With all roads to the mill blocked, Simon and a neighbour scrambled up the side of the Downs, crawling on their hands and knees to prevent being blown over in the howling wind.

When they reached the top, the mill was full of smoke.

The strong winds were turning the windmill’s sails, even though the brake was on – and friction between the brake shoe and brakewheel caused the fire.

This spread to the body of the mill and was in danger of gutting the wooden building but, with a chain of buckets and water, the amateur firefighters managed to put the blaze out.

Simon said: “The whole mill was pivoting back and forwards, it was pitch dark, full of smoke and we couldn’t see, but we didn’t have time to feel frightened at the time.”
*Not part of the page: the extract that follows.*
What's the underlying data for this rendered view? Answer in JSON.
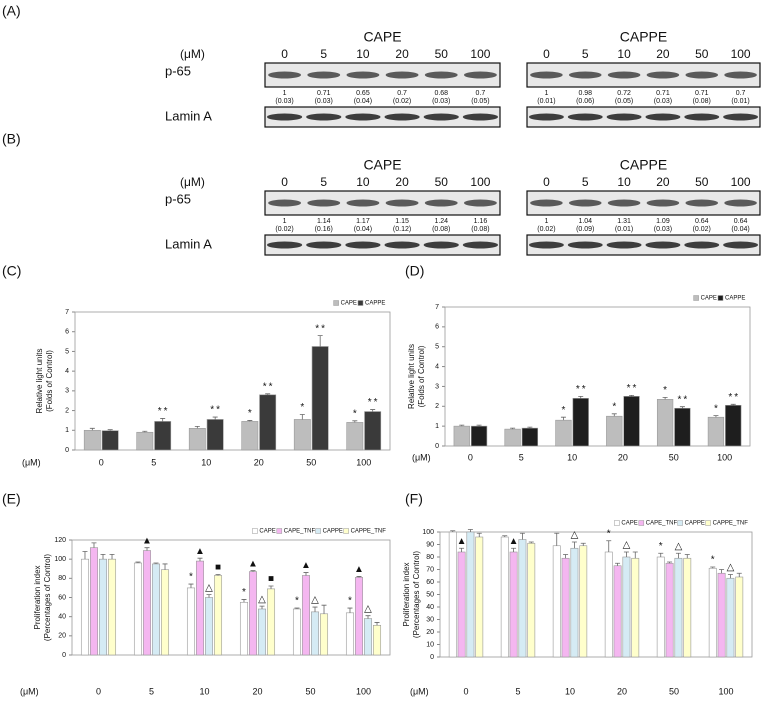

At first light the rest of the damage became visible.

One stair hinge came adrift, breaking the handrail and cracking three steps as the steps were dragged round the mill. Three of the mill’s huge fanblades were blown off, one landing 200 yards away down the hillside.

Jill was built to withstand high winds but not the 100mph gusts which tore across Sussex that night.

The mill had started grinding corn again in 1986 after a break of 80 years, and a second set of millstones were due to be installed shortly before the disaster struck.

By 1988, the repair work was under way, though it would take many more months to complete. The first task was to get the mill rotating again so it could move according to the direction of the wind. Next the brake wheel had to be replaced and the sails put up again.

The work would take around £5,000 to complete.